И, не колеблясь долее, Надя присела поспешно к столу, схватила лист писчей бумаги, обмакнула перо в чернильницу, и вмиг рука ее забегала проворно и быстро по белой странице.
«Ненаглядный мой папочка, – писала она, – как ты должен удивиться, получив эти строки от твоей злой девочки, причинившей тебе столько горя и забот. Папа, золото мое, радость моя, прости мне, прости, неоцененный, родной, любимый! И маменька, и Вася, и Клена – все, все простите вашу гадкую Надю. Папочка, я не виновата, клянусь тебе честью, нет! Пойми меня, папа, и прости, родной, если можешь! Пойми, прежняя жизнь была не для меня. Домашние работы, хозяйство, мелкие женские заботы по дому – они не удовлетворили бы меня! Папа, радость моя, вспомни, я с колыбели привыкла к иной жизни, к иной обстановке. Постоянно на марше, постоянно среди молодцов гусар, под звуки труб, я воспитывала, помимо собственной воли, эту безумную любовь к военной походной жизни. И потом, папа, не знаю почему, но мне кажется, что я нужнее Родине в качестве воина-солдата, нежели в скромной доле хозяйки. Я знаю, отец, ты поймешь меня. Ты должен меня понять! Я – твоя дочь; твоя кровь течет в моих жилах, кровь старого воина, лихача кавалериста. Ты поймешь мое стремление и оценишь его. Пишу тебе, отец, и приношу мою запоздалую повинную теперь, так как не сегодня завтра мы выступаем походом в Пруссию. Кто знает, может быть, я не вернусь оттуда и сложу голову далеко на чужбине, но, написав тебе эти строки, мне будет все же легче умирать… Мой папа, мой ненаглядный, дорогой папа узнает наконец, что его буйная головушка, его казак-девчонка, гусарская питомица, не способна ни на что дурное, и благословит меня заочно на бой – на смерть и славу.
Надя»
Письмо окончено… А Надя, с помутившимся взором и пылающим лицом, все еще сидит над мелко исписанной четвертушкой бумаги. Она словно не может оторваться от нее. Крупные тяжелые слезы одна за другою скатываются по пылающим щекам на бумагу, смачивая ее и оставляя на ней мокрые следы…

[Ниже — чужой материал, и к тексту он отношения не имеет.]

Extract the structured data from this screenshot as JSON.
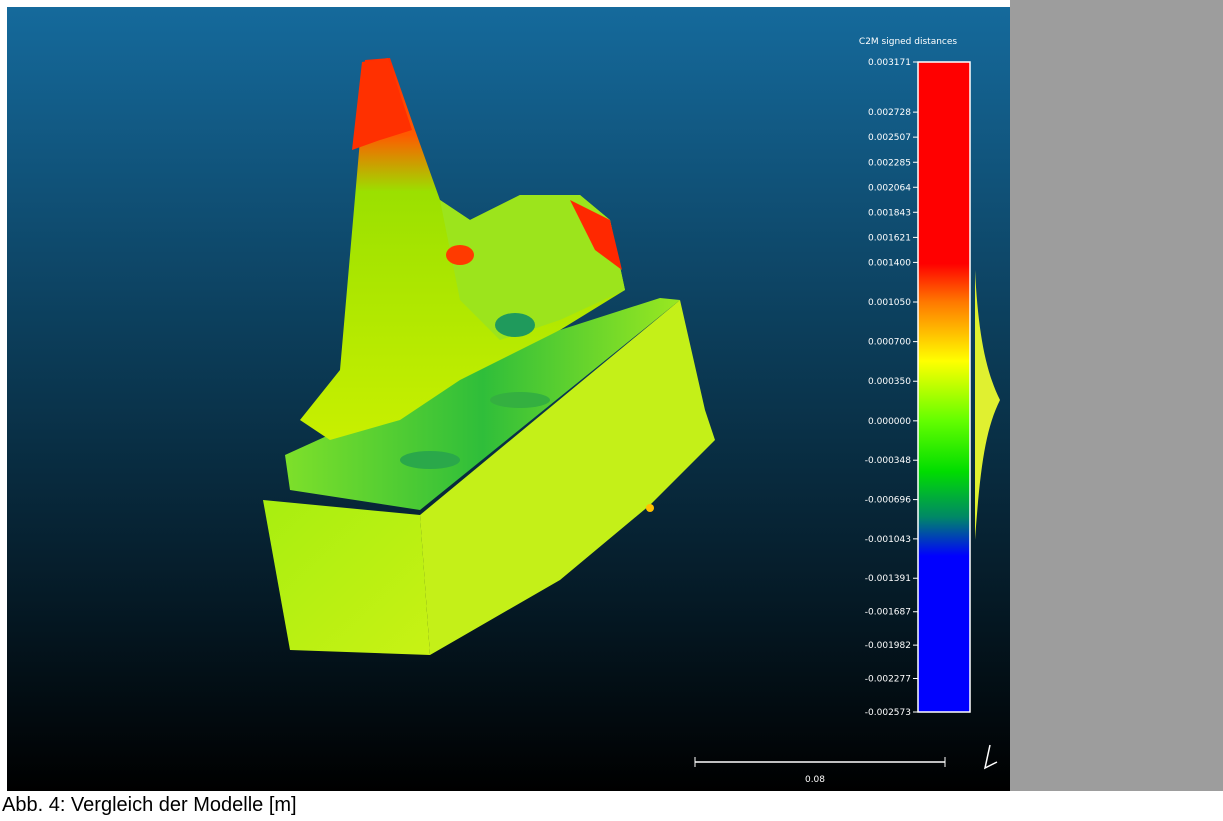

Грязные, закоптелые стены комнатки словно раздвинулись перед нею. Ее мысленные взоры видят теперь, как на картине, четко и ясно, белый, угрюмый на вид их сарапульский дом, окруженный громадным старым садом, небольшую террасу и милую голову с заметной проседью, склоненную за чтением этого письма.
Милая, дорогая голова! Сколько в ней таится забот и тоски, и все о ней, все о бедной далекой Наде!.. С каким наслаждением приникла бы она теперь к этому дорогому лицу горячим поцелуем, как сердечно произнесла бы, обняв эту милую полуседую голову: «Успокойся, не грусти, папа! Когда-нибудь твоя Надя вернется к тебе, вернется, может быть покрытая славой, и разгонит все эти резкие морщины на твоем челе».